Online gaming is, without a doubt, a much more lucrative version of multiplayer for the video gaming industry; each person has to have their own copy of the game, their own console or computer, and sometimes a subscription to an online service. This brings in much more revenue for these companies, but it makes gaming a more solitary and exclusionary medium. Much in the same way that I wouldn’t go golfing because I don’t want to invest in clubs, people who want to use games as a social activity might not go for it unless they’re ready to commit to all the costs that come with it. This, in combination with the decreasing amount of games that even offer local multiplayer, turns gaming into something for gamers rather than for everyone.

There are still some bastions for local multiplayer and “couch cooperative” games, most notably from Nintendo, which still releases new editions of Mario Kart, Mario Party, Super Smash Brothers and other games that can be enjoyed with a group of friends in the same room. But even Nintendo finally succumbed to the irresistible profit and began to charge for online services starting in 2018. While local multiplayer is far from dead, these industry moves don’t bode well for the video gaming medium; when multiplayer games are entirely online, we’re beholden to the whims of the companies who made them. If a company goes under and can’t support the servers anymore, the game is gone with it.

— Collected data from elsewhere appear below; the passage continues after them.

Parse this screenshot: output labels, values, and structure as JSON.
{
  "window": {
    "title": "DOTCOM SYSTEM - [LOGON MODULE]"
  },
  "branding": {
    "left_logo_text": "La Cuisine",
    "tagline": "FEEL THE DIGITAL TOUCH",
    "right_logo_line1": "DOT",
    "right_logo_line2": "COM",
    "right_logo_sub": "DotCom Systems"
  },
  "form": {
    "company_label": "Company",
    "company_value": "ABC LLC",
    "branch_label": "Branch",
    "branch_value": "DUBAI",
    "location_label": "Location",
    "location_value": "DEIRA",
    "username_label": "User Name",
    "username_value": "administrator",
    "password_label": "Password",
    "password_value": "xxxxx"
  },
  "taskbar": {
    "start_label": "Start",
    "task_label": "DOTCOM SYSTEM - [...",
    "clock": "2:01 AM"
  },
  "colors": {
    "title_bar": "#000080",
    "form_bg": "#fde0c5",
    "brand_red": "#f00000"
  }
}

In the shift to an online world, it’s important to think about how offline media can provide experiences unmatched by any online replacement, in both type and longevity. We can always go back and watch classic movies, but it’s nearly impossible to access an online game that was shut down. Moving to online-only, while valuable, closes the medium off to certain groups of people and can contribute to an elitist vision of who games are made for. Until game companies either realize they have an untapped market of local multiplayer gamers (somewhat likely), or stop putting profits over the accessibility of their medium (less likely), gaming will only become more insular.